身体の特定部位とか衣類とか持ち物に、強い性的執着をおぼえるのがフェティシズムであるとして、そういう性的感覚は自分にもわかるつもりだが、その執着心が、じっさいにそのものに触れても消えないというのが理解できない、とまでは言わないけど、幻想とははかないものなのに…とは思う。

自覚された性欲なんて、おおよそフェティシズムではないのか。たとえば女性の靴が好きだという性的執着があるとしても、じっさいに手でその靴に触われば、どこにでもある靴の触感を自分の手に返してくれるはずで、そのときに性的幻想は瞬時に喪失されないかと思う。いや、そんなことはないのだ、それに触れるとか、靴で踏まれるとか、そんな直接的な触感的感覚でも、性的幻想は潰えるどころか、さらに膨張するのだと言うなら、それはそうなのだろうし、それで良いかもしれないが、だとしても程度問題ではないか。所詮は誰もが、どこかであきらめているのだし、どこかで自分に嘘をついてごまかしているのではないか。

フェティシズムとはつまり比喩であり、まるで無関係なものが短絡的に結びついた状態が、人の心の中でずっと維持されている。その比喩の状態に魅了されるというか、比喩の先の決着されない意味の気配に魅了されているということだろう。

じっさいに、他人の肌や温もりを感じ、性的部位に手で触れ、肌を直接重ねたときの触感は、フェティシズム的幻想をけっして充足させない。それとこれとは別であり、他人の肌や性的部位や、その体温や息遣いは、けっして固有のものではない。
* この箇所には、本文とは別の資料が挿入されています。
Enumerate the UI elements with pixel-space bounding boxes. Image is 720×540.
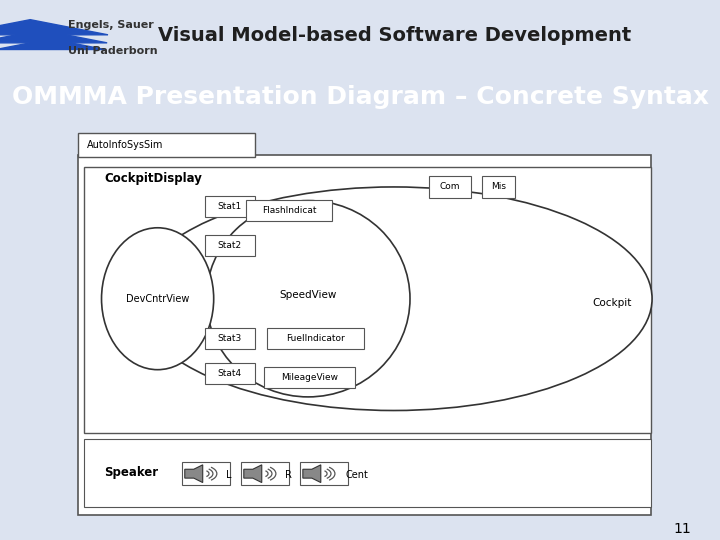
Text: Stat4: Stat4: [218, 369, 242, 378]
Bar: [241, 462, 289, 485]
Polygon shape: [0, 19, 108, 35]
Bar: [84, 438, 651, 507]
Bar: [205, 363, 255, 384]
Bar: [300, 462, 348, 485]
Text: Cent: Cent: [346, 470, 369, 480]
Bar: [429, 176, 471, 198]
Text: L: L: [225, 470, 231, 480]
Text: Visual Model-based Software Development: Visual Model-based Software Development: [158, 25, 631, 45]
Text: SpeedView: SpeedView: [279, 290, 337, 300]
Bar: [84, 166, 651, 433]
Text: Stat1: Stat1: [218, 202, 242, 211]
Bar: [267, 328, 364, 349]
Polygon shape: [185, 465, 203, 483]
Bar: [264, 367, 356, 388]
Polygon shape: [303, 465, 321, 483]
Text: CockpitDisplay: CockpitDisplay: [104, 172, 202, 185]
Bar: [78, 133, 255, 157]
Text: Engels, Sauer: Engels, Sauer: [68, 19, 154, 30]
Text: Com: Com: [440, 183, 460, 192]
Polygon shape: [0, 39, 105, 50]
Text: FlashIndicat: FlashIndicat: [262, 206, 316, 215]
Text: Speaker: Speaker: [104, 466, 158, 479]
Text: 11: 11: [673, 522, 691, 536]
Ellipse shape: [207, 200, 410, 397]
Text: MileageView: MileageView: [281, 373, 338, 382]
Text: Stat3: Stat3: [218, 334, 242, 343]
Ellipse shape: [135, 187, 652, 410]
Text: FuelIndicator: FuelIndicator: [286, 334, 345, 343]
Bar: [482, 176, 515, 198]
Bar: [182, 462, 230, 485]
Text: Uni Paderborn: Uni Paderborn: [68, 45, 158, 56]
Bar: [205, 328, 255, 349]
Text: Stat2: Stat2: [218, 241, 242, 250]
Bar: [246, 200, 332, 221]
Text: Cockpit: Cockpit: [593, 298, 632, 308]
Bar: [205, 195, 255, 217]
Ellipse shape: [102, 228, 214, 370]
Text: OMMMA Presentation Diagram – Concrete Syntax: OMMMA Presentation Diagram – Concrete Sy…: [12, 85, 708, 109]
Text: DevCntrView: DevCntrView: [126, 294, 189, 303]
Polygon shape: [244, 465, 262, 483]
Text: R: R: [284, 470, 292, 480]
Text: AutoInfoSysSim: AutoInfoSysSim: [87, 140, 163, 150]
Bar: [205, 234, 255, 256]
Polygon shape: [0, 30, 107, 43]
Text: Mis: Mis: [491, 183, 506, 192]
このとき、身体は多かれ少なかれ、どれも同じであり、特筆すべき個体差はないと言ってよい。

たとえば恋愛感情に心を奪われた人間が、その相手と抱擁したとする。それはきっと天にも昇るような幸福な体験のはずだが、相手の肉体そのものは、人体一般の範疇を越えるものではなく、なんら特別なものではない。どれほど高揚した瞬間の只中であっても、人は必ずどこかでその事実に気づいている。

「他ならぬこの私」を捉えることが出来ないのと同様、「他ならぬあなた」も捉えることができない。恋愛感情によって、他でもないあなたこそが私のこだわりであり執着なのだというとき、にもかかわらず私にとって、なぜ貴方が貴方でなければならないのかを、私はけっして説明できないということだ。

これは冗談だけど、僕は大昔、誰かの肌にはじめてふれたとき、あまりの「現実感」に慄き、これこそが「物自体」では…、と思ったことがある(ウソです)。